Skills and qualifications
Skilled and unskilled
A skill is a particular ability to do something well, especially because you have learned and practised it. Jobs, and the people who do them, can be described as: • highly skilled, e.g. car designer • semi-skilled, e.g. taxi driver • skilled, e.g. car production manager • unskilled, e.g. car cleaner You can say that someone is: • skilled at or skilled in + noun: customer care, electronics + -ing: communicating, using Excel • good with (computers, figures, people) The right person These words are often used in job advertisements. Companies look for people who are: • methodical, systematic and organized = working in a planned, orderly way • computer-literate = good with computers • numerate = good with numbers • motivated = very keen to do well in their job because they find it interesting • talented = very good at what they do • self-starters; they must be proactive, self-motivated, or self-driven = good at working on their own • team players = people who work well with other people Education and training Two company managers, Kasia Gutowska and Nils Olsen, are talking: KG: The trouble with graduates – people who’ve just left university – is that their paper qualifications are good.

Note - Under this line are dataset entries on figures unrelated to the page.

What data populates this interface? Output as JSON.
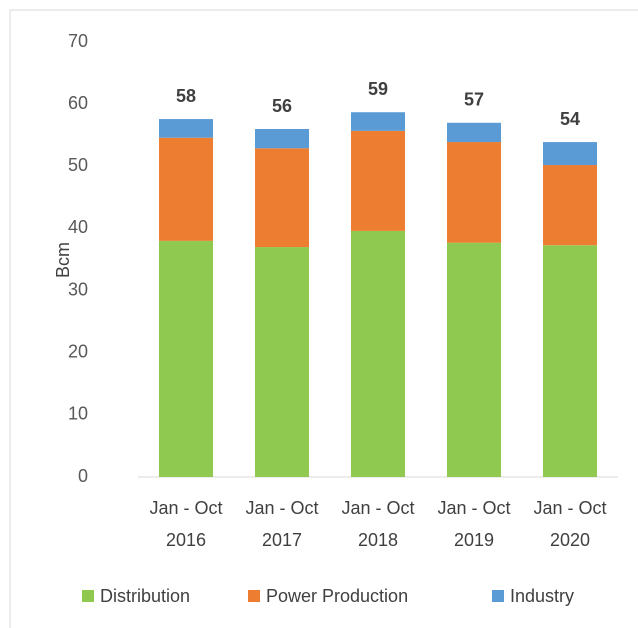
{
  "chart_data": {
    "type": "stacked_bar",
    "categories": [
      "Jan - Oct 2016",
      "Jan - Oct 2017",
      "Jan - Oct 2018",
      "Jan - Oct 2019",
      "Jan - Oct 2020"
    ],
    "series": [
      {
        "name": "Distribution",
        "color": "#8fc94f",
        "values": [
          38.0,
          37.0,
          39.6,
          37.7,
          37.3
        ]
      },
      {
        "name": "Power Production",
        "color": "#ed7d31",
        "values": [
          16.6,
          15.9,
          16.1,
          16.2,
          12.9
        ]
      },
      {
        "name": "Industry",
        "color": "#5b9bd5",
        "values": [
          3.0,
          3.1,
          3.0,
          3.1,
          3.7
        ]
      }
    ],
    "total_labels": [
      58,
      56,
      59,
      57,
      54
    ],
    "y_label": "Bcm",
    "ylim": [
      0,
      70
    ],
    "yticks": [
      0,
      10,
      20,
      30,
      40,
      50,
      60,
      70
    ],
    "legend": "bottom"
  }
}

They might have qualifications in interesting subjects, but they have no work experience. They just don’t know how business works. NO: I disagree. Education should teach people how to think, not train them for a particular job. One of last year’s recruits graduated from Oxford University with a degree in philosophy and she’s doing very well! KG: Philosophy’s an interesting subject, but for our company, it’s more useful to do training in a practical subject: it’s better for us if you train as a scientist, and qualify as a biologist or a doctor, for example. NO: Yes, but we don’t just need scientists. We also need good managers, which we can achieve through in-house training – courses within the company. You know we put a lot of money into management development, where managers regularly go on specialized courses in leadership (see Unit 10), finance (see Unit 38), etc. You need to acquire experience – get knowledge through doing things – for that. It’s not the sort of thing you can learn when you’re 20! Note
In AmE, you can also say that someone graduates from high school – the school that people usually leave when they are 18.
A master’s degree is a qualification you can get after one or two years of graduate study. A Master’s of Business Administration (MBA) is a master’s degree in advanced business studies.